The guy knocked on my door at *0830* AM. Fortunately I was up, but
just barely. No coffee yet. I stumbled outside...
First thing was to bring the fiber into the basement. It had been run from the pole a few days earlier. The Verizon folks had no problem with my wish to mount the Optical Network Terminal [ONT] inside instead of outside where it usually goes. I spotted about where I thought the hole should go, and he went at it with the skinny, long bit. Once through, he left the whole mess hanging there as an inside locator.
But the already-terminated fiber connector needed to fit through a much larger hole, so next came the 1-inch spade. Through one layer of siding and clapboard ...
whereupon it just kissed the top of the sill piece, making it hard to keep the bit straight. So he finished this half of the hole angling upward, and then went through from inside the basement to meet it. [Let it be stated for the record that communications installers are NOT carpenters.]
Some insulation and cruft was in the way, and soon we were on either side of the wall trying to see each others' light ... and then suddenly the fiber connector popped in at me! I pulled the rest through.
The run got tacked neatly to the joists, roughly following the path of the existing phone lines but farther over to the side of the stairwell.
The excess fiber usually gets coiled up in the backing box for the ONT. Interestingly, this piece is just long enough to get from here, up the house and across the street to the wire swag, and then along that a little way to the optical splitter near the pole. They don't terminate any of this stuff in the field, they just carry a whole lot of pre-built lengths.
Close-up of the connector, called an OptiTap. It's only one fiber strand, I think, which carries light both ways.
Other components: a DC/DC converter power supply that also houses a battery backup, and the smaller box is a 48VDC supply that feeds the whole mess.
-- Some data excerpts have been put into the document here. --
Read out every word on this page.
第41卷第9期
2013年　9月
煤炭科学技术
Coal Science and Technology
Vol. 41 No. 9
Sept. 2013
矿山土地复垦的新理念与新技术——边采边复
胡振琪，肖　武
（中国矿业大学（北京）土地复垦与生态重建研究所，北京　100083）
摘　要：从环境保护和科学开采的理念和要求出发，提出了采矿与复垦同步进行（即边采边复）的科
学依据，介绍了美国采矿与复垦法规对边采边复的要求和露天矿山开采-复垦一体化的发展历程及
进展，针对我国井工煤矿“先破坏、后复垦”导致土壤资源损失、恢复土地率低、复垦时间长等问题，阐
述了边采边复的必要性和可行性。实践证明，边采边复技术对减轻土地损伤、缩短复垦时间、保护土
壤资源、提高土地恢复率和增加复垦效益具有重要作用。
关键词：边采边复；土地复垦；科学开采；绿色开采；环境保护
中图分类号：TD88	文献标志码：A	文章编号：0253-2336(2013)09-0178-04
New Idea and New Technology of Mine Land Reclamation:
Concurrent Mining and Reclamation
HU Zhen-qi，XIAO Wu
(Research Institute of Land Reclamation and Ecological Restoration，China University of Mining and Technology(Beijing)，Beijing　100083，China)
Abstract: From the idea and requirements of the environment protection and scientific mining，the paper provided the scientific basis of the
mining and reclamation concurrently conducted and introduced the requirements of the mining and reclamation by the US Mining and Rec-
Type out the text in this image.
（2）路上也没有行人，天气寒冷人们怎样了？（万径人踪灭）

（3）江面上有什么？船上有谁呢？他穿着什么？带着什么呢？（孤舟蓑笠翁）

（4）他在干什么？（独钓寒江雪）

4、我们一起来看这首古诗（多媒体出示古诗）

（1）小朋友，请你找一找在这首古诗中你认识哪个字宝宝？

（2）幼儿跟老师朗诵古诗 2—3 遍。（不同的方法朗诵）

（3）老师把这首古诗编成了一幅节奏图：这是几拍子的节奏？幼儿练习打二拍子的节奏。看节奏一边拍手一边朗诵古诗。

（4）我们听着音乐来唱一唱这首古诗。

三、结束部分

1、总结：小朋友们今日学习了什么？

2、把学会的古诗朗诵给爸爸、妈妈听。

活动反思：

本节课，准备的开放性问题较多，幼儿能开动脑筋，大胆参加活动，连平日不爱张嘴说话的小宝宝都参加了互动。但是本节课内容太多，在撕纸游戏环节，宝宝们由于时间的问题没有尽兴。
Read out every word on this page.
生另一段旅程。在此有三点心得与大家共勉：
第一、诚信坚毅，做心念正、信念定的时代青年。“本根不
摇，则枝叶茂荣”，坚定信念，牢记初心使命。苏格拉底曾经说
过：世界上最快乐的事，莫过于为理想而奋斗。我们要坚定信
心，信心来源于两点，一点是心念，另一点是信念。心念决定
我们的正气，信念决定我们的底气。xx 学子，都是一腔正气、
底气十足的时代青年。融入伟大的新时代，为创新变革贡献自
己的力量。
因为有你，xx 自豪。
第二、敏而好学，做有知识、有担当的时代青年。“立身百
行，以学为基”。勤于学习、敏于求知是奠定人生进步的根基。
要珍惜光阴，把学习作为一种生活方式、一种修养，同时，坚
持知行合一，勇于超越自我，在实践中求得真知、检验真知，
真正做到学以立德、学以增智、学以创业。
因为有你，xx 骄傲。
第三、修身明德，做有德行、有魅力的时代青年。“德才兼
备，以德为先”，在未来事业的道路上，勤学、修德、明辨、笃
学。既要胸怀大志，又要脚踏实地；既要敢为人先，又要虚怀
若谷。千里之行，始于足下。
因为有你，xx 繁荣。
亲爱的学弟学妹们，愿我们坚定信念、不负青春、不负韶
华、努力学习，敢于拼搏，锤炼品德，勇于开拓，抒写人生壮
The ONT can also supply four POTS lines, including loop current and DTMF parsing and D/A conversion right there in the box -- everything except 96 VAC *ringing* works off the battery backup, so if power goes out you can call out on a POTS line but not receive calls. Weird, given that small step-up converters are a dime a dozen these days and a 12V battery could be easily made to generate ringing voltage. Oh, and that's Shayde's old UPS underneath, which feeds the 48V supply and provides even *more* backup.
There was plenty of room to mount all this stuff in the stairwell.
Finally power was applied, and the unit went through a lamp-test and then sat there blinking the "fail" light. But the "network" light was solidly on, indicating a nice healthy signal off the fiber [actually, he measured it with a dB meter before plugging in]. To actually provision the unit, he went out to the *truck* to mess with a wireless-interfaced laptop and tell the upstream management gear to configure the ONT. The unit is a Tellabs AccessMAX ONT 611, and from the sketchy documentation I can find is some sort of ATM bridge. It can carry data, voice, and video [the thing near the right end of the steel box is an F connector], at something like 622 Mbits down and 155 Mbits upstream -- in this case, administratively limited to 15 and 2. Verizon is planning to offer some sort of cable-TV like service over these things. This general strategy is called "triple play" in the market -- voice, data, and video over a single pipe to the home, all fed by a WDM fiber plant.
So naturally *my* laptop was ready to go, and I plugged in. I figured that IF the upstream routing had already been dealt with, I should start seeing traffic since this is a static-IP install. The unit looks like a host and not a hub, so a flip cable is needed. This particular one is from some Interop in the early nineties, in fact...
And lo and behold, something was already trying to find my IP addresses. ARP storms like this are a result of the ceaseless automated scans that mostly originate from trojaned machines the world over. Until something actually answers, all the upstream router can do is attempt to find the target MAC addresses. As soon as I became one of the addresses, I had connectivity -- nothing more needed, and no stupid PPPoE or DHCP dances.
I was also curious about the path and distance between the existing pipe and the new one, and who else might be on the fiber side. Someone's mailserver nearby was about all I could find. It was relatively easy to determine the interface addresses on either side of some of their edge routers, and make a little net map. Interestingly, when Verizon says they give you five IPs, they give you five IPs. It's evidently not a traditional subnetting situation; the upstream router [or the ONT itself] apparently has individual host routes for everything within a class C. So when I expected to see the other three addresses in what I thought was my /29 show up, I was surprised when they didn't. Getting any real info from the Fiber Support Center about how this is done is like pulling teeth, though. They appear to have clued in about many things over the years, but they still insist on not allowing any of the real techs talk to customers even if nobody else can answer a question.
Back outside, the install tech had sort of pulled everything apart including the box terminating the copper lines; he wanted to rerun the drop wires a little more neatly and bundle them together.
The fiber got sort of a drip loop and a blob of putty, as well as a healthy shot of my expandy-foam insulation stuff from the inside, and everything got put back together nicely. The tech mostly works on residential dynamic installs and was somewhat surprised that he didn't have to do any extra setup steps. At this point he was done, so he got to take a nice long lunch.